Looking ahead to the future it seems prudent to plan for three apartments, one for the pastor, one for an associate or seminarian, and one apartment for a retired priest. In the United States for every 100 priests who leave active ministry, only 30-40 replace them. This is a reality we must plan. In our Diocese the priest retirement age is now 75. All of us can relate to what it means to age and how important it is to appropriately adapt our environment to accommodate the aging process. The bathrooms would, of course, be ADA compliant by adding comfort height toilets and walk in showers with grab bars with built in shower seats. We need to prepare to address the needs of an aging priestly population. Providing a comfortable home for a retired priest who has dedicated his life to serving the people of God is important, but it would also benefit the parish by having an additional priest in ministry.

To effectively use our land, a two story structure is proposed. It is imperative to construct a building that fits into the architecture of the environment and that mimics the exterior of the church.
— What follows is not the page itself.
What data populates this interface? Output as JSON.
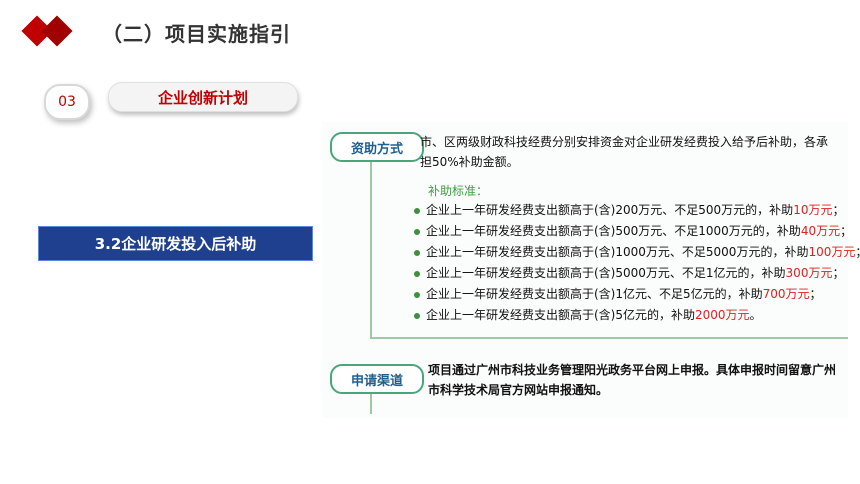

The current project budget is $1,500,000.00 and includes allowances for well, septic, driveway, appliances, lighting, and other ancillary costs plus a cushion for unexpected costs. In addition, this project also will result in much needed parking spaces. Preliminary estimates of the projects include:

Site Development, Landscaping

$400,000.00

Additional Parking

$120,000.00

Rectory

$750,000.00

Alternates, Furnishings, Carpets, Built-ins, Window Treatments etc

$200,000.00

Total Cost

$1,470,000.00

 

Rectory building project will be funded by:

  • Excess pledges received from Open Wide Our Heart campaign: approximately $300,000.00

  • Anticipated pledges from Sowing the Seeds of Faith campaign: $1,500,000.00. Additional funds from Sowing the Seeds of Faith campaign will be saved for future campus projects.

 

We have journeyed together these past years and accomplished much. Continuing to work together we can make the next phase of our master plan a reality. For generations to come, the new rectory will give our parish priests a comfortable quiet retreat in which to live. The people of this parish have been so very generous. You have answered the call to stretch and support the mission of the church and its building projects. I am asking you once again to consider what we can do together. I want us to honor what we have already accomplished and the gifts we have been given, by designing a building that can serve the needs of the Catholic Church in Sugar Grove now and into the future.